More importantly, however, policy-markers will have to increase their efforts to tackle poverty. Despite Angola’s rapid growth, the majority of its 20 million people live in poverty. An inability to address this quickly could trigger the spread of protests, particularly among Angolans born after or too young to remember the civil war. “The easy stuff has been achieved,” says Mr Vines. “It now gets more difficult. The government increasingly will not be able to blame shortcomings on the war as it becomes more distant.”

Diversifying from oil will be crucial to cutting poverty, given that Angola’s hydrocarbon industry provides few jobs for locals, most of whom are unemployed. Moreover, the economy is dangerously exposed to falling oil prices, as was made clear in late 2008 and 2009, when it went in to a slump and export earnings plummeted.

Foreign direct investment (FDI) will be vital to developing the non-oil sector. Angola’s government has done much to attract investors in the past three years, including enacting laws friendlier to businesses.

Lack of transparency

Many barriers to FDI remain, however. Angola’s reputation for graft and opacity, particularly in the oil sector, where companies are often made to partner with murky entities thought to be controlled by members of the ruling elite, puts off many would-be investors, who fear their reputation will be tainted by operating in the country.
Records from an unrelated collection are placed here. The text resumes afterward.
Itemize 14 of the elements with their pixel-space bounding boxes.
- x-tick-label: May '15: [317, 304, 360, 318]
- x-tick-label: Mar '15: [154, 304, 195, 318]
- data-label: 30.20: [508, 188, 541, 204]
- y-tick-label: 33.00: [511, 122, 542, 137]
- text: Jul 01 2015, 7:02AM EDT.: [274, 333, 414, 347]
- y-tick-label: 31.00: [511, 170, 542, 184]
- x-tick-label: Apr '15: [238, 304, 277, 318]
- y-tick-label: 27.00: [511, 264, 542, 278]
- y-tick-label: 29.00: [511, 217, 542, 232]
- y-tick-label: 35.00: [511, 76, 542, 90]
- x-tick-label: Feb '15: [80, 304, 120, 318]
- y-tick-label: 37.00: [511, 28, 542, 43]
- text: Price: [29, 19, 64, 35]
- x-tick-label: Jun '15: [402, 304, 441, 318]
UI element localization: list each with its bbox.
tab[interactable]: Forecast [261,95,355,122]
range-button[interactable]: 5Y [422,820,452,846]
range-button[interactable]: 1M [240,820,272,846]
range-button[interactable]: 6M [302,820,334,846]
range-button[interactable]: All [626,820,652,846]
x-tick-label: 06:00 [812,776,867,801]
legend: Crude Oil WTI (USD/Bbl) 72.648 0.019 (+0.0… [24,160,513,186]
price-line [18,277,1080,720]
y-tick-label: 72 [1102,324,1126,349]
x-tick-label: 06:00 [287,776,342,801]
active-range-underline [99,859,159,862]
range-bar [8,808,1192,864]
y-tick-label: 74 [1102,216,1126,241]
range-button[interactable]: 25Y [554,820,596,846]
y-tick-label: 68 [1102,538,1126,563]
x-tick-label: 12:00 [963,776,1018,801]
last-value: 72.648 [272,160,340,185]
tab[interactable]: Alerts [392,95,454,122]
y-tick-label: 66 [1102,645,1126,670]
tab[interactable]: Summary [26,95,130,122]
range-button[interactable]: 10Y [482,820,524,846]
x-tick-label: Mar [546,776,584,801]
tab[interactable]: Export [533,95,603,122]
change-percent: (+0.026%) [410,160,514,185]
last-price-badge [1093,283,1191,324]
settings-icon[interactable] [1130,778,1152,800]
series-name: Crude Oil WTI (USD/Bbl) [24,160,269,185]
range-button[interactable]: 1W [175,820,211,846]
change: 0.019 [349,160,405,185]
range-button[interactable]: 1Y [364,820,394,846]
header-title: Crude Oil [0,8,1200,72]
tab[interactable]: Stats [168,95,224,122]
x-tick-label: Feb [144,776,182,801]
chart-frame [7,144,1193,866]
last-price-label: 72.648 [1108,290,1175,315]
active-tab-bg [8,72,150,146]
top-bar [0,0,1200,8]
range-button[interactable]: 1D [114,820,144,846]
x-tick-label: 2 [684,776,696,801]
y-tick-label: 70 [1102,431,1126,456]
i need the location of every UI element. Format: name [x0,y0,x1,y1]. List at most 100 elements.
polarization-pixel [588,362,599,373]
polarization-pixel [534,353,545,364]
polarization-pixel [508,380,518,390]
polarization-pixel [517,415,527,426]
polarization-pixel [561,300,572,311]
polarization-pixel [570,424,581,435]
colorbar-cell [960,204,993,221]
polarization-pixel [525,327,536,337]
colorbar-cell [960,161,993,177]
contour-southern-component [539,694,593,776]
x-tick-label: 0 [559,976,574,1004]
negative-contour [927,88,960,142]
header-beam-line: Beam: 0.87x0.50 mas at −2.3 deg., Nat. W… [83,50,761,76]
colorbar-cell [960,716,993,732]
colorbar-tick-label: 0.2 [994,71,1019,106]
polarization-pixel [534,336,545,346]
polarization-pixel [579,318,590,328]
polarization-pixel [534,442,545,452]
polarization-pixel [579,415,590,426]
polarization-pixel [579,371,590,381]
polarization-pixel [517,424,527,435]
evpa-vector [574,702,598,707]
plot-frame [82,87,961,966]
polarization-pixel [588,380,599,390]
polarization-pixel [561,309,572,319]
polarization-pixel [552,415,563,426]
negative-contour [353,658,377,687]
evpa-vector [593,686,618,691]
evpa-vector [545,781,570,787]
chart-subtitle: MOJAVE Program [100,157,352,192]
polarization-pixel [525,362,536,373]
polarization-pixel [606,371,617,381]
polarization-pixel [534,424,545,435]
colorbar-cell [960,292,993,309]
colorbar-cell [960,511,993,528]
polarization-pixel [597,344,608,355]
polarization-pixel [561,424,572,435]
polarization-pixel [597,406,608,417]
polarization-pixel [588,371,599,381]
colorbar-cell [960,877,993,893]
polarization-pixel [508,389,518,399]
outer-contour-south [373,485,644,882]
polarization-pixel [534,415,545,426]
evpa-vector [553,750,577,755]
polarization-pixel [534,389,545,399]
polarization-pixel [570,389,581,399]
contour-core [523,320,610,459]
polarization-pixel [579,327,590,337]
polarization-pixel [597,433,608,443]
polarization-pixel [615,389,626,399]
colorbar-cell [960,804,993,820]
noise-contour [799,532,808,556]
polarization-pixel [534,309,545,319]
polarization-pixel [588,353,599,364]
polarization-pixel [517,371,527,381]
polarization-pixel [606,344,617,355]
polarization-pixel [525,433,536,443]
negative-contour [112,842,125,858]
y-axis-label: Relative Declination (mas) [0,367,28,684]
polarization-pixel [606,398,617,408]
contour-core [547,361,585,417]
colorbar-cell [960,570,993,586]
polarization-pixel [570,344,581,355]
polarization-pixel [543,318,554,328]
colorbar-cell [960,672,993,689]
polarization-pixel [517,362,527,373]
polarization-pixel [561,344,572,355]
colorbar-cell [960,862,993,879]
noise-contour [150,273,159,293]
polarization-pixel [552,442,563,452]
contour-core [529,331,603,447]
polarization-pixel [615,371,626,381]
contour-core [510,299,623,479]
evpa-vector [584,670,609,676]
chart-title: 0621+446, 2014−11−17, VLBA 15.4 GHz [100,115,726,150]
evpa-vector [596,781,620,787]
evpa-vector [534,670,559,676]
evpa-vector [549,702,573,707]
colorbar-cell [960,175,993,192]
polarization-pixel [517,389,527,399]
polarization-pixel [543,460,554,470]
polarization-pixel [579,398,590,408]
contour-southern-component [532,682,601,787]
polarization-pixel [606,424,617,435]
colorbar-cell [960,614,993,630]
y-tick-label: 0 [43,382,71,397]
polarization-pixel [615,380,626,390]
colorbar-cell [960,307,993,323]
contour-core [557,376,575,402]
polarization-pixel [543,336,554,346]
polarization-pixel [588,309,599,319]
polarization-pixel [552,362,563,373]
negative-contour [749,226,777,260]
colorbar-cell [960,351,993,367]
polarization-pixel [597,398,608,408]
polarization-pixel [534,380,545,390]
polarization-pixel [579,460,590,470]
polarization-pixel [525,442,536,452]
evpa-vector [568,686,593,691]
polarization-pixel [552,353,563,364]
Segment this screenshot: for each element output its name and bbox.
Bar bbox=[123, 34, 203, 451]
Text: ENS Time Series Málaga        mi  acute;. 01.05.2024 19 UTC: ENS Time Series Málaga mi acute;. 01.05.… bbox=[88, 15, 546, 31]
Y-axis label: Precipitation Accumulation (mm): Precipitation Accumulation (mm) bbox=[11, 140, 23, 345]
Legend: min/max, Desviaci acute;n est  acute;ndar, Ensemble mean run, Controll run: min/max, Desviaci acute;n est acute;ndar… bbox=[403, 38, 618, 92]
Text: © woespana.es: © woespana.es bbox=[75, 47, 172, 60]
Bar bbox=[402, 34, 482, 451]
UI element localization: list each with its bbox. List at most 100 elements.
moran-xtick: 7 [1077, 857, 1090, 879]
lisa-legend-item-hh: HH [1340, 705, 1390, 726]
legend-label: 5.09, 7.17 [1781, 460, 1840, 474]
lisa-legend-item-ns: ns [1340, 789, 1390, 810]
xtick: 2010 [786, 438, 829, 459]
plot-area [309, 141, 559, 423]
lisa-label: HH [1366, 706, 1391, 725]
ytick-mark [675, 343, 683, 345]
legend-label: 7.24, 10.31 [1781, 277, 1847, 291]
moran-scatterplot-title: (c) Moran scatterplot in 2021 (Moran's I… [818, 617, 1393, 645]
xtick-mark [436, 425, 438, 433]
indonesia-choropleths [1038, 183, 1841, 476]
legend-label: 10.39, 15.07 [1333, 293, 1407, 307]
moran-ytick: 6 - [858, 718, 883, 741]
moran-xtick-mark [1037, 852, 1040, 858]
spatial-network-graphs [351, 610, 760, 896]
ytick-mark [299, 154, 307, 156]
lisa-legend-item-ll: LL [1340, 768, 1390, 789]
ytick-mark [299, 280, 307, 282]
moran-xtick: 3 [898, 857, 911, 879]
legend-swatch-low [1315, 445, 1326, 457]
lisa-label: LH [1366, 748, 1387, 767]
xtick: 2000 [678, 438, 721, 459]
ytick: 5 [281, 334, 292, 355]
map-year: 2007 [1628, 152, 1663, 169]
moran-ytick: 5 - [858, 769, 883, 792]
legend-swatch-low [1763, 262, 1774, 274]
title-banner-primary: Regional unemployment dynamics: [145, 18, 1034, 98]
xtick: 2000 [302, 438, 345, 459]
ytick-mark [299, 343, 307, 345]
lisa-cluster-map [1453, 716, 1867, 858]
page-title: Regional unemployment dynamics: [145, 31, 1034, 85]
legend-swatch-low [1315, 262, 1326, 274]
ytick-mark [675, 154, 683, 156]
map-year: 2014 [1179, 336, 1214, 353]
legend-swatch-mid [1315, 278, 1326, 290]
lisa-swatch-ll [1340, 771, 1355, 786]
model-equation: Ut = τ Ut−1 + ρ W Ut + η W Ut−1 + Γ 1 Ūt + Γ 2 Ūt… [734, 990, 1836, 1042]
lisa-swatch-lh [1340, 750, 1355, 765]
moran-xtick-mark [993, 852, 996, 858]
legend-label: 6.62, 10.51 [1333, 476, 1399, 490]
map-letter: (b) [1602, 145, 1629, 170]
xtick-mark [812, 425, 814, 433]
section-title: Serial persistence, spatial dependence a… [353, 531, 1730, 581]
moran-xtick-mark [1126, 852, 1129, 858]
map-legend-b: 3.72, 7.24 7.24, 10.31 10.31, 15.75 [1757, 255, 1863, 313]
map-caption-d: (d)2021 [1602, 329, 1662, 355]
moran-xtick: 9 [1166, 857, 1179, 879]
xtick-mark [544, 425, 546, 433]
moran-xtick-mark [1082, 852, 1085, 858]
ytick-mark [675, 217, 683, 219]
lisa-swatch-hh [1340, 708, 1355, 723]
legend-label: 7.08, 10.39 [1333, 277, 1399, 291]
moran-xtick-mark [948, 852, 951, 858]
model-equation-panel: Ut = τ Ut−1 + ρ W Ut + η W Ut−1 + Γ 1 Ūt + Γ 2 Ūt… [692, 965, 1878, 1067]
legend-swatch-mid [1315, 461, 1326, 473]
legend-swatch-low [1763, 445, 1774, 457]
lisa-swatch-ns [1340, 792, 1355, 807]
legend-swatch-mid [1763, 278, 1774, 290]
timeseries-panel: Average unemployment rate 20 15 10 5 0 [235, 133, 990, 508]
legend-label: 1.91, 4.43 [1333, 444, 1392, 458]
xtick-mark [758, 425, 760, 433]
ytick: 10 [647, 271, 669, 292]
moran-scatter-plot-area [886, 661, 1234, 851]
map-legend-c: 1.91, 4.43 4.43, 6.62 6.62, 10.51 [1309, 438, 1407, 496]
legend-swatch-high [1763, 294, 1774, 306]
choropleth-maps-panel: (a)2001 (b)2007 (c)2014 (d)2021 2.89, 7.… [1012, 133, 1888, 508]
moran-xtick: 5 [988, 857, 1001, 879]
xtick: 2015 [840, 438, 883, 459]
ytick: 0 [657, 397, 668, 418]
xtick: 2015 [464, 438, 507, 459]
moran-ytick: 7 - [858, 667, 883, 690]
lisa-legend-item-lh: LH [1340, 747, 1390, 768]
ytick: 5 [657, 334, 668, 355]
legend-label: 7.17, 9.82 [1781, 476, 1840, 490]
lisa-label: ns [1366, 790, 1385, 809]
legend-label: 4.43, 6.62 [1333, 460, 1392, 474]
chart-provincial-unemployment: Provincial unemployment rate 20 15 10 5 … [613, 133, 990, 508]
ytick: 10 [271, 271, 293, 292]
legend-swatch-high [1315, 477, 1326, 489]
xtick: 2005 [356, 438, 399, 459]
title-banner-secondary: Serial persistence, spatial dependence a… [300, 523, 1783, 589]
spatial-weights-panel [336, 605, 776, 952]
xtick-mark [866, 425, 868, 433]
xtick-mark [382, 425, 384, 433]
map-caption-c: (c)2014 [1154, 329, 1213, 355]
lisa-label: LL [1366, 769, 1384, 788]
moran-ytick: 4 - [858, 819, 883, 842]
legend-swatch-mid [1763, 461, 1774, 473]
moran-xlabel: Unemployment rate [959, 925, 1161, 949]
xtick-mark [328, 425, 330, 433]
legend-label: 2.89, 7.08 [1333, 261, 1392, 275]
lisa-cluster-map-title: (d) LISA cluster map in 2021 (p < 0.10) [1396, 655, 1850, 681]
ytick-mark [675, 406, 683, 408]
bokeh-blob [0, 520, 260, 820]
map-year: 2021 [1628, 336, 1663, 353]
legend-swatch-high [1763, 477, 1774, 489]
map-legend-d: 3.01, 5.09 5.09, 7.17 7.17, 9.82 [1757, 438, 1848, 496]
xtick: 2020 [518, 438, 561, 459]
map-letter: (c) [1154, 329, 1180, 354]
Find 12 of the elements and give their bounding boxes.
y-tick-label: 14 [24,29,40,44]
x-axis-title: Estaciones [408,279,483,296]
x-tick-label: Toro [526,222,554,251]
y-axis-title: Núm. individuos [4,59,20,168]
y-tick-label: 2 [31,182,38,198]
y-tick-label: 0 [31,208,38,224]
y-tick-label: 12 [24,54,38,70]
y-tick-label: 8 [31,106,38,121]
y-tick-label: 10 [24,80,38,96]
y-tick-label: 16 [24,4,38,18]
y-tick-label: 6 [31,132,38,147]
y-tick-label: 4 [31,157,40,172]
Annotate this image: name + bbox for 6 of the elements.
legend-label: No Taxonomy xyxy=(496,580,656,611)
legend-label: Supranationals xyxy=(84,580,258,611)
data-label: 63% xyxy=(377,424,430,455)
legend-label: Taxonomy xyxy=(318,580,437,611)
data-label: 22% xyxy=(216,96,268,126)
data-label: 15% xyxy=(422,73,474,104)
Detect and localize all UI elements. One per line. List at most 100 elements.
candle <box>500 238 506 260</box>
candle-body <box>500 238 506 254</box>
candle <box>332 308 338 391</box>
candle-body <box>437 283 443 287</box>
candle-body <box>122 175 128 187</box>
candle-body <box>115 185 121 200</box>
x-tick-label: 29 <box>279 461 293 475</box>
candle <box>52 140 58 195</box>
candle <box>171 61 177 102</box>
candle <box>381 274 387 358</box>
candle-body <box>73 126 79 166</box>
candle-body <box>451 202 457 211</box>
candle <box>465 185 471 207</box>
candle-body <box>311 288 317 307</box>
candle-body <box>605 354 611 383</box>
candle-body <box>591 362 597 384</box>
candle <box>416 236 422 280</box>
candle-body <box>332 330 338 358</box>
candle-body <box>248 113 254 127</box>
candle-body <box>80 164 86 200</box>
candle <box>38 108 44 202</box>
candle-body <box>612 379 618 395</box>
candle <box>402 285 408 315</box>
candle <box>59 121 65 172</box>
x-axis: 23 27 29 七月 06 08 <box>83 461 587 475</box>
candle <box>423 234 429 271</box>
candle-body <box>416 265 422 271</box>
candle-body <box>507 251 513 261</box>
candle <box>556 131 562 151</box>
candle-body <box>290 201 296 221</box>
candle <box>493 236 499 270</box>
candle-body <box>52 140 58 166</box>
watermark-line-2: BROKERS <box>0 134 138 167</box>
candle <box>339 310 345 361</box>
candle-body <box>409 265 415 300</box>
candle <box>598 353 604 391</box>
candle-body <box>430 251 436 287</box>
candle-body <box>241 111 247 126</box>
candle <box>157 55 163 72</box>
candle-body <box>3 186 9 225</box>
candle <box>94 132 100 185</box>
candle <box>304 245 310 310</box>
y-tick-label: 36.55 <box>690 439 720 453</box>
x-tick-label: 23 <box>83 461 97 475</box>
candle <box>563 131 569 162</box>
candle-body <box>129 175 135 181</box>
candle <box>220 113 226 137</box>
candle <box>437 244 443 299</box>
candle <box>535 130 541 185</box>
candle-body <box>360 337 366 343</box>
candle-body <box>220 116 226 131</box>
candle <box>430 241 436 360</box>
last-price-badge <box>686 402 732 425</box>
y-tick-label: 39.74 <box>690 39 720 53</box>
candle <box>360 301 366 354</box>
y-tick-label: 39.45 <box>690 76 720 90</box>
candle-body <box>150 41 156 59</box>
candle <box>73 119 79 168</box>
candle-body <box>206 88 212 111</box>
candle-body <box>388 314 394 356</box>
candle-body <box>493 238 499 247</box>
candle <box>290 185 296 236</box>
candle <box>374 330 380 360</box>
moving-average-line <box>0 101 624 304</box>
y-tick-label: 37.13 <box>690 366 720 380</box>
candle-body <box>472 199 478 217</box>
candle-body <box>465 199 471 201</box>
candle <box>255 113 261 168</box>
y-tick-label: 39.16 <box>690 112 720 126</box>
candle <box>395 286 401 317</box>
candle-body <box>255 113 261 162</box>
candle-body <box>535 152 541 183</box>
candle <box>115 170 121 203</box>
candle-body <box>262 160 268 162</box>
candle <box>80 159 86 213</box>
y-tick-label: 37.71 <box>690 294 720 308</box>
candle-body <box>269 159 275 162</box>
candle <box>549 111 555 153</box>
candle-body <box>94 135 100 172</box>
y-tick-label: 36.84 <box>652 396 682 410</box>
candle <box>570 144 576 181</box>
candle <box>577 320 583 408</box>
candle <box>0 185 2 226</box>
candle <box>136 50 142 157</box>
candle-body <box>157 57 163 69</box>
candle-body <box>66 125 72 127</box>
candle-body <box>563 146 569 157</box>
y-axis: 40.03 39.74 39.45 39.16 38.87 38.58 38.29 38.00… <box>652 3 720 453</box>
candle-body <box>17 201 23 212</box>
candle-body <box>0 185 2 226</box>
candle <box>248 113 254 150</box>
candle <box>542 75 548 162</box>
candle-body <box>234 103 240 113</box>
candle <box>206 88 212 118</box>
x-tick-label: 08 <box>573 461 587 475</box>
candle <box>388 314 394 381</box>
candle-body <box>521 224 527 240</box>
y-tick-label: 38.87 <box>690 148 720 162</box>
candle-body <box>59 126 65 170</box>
While efforts to boost transparency have increased since 2009, the IMF’s discovery in December of a gap of $32bn in the national budget particularly alarmed investors. Even those who think it was an innocent mistake – a consequence of the government getting Sonangol to carry out fiscal duties on its behalf and then not accounting for it properly – say it demonstrated the need for further reforms of Angola’s management of public finances. “The $32bn cloud – indicating that somewhere that amount had gone unaccounted for – was essentially a result of off-balance sheet public expenditures,” says Elio Codato, Angola country director at the World Bank. “Sonangol was paying on behalf of the government. And Sonangol wasn't used to putting it in the accounting books properly.

“Sonangol has always been an island of excellence in Angola. Even during the civil war it continued to produce oil. It is well managed from a corporate point of view. But it has an ambiguous role of also playing the part of government.”

Over the next 10 years, Angola’s political environment will change. Mr dos Santos will step down and whoever succeeds him will be the head of a country very different from what it was in 2002. A new generation of Angolans, many of whom will have had no experience of war and thus little time for liberationist politics, will come of age. Although the onset of widespread violent protests or deep political instability might be improbable, these younger Angolans will likely be more impatient for change than their parents. The MPLA will have to strike a delicate balance managing their expectations; it may even be forced to loosen its stranglehold on Angola’s politics.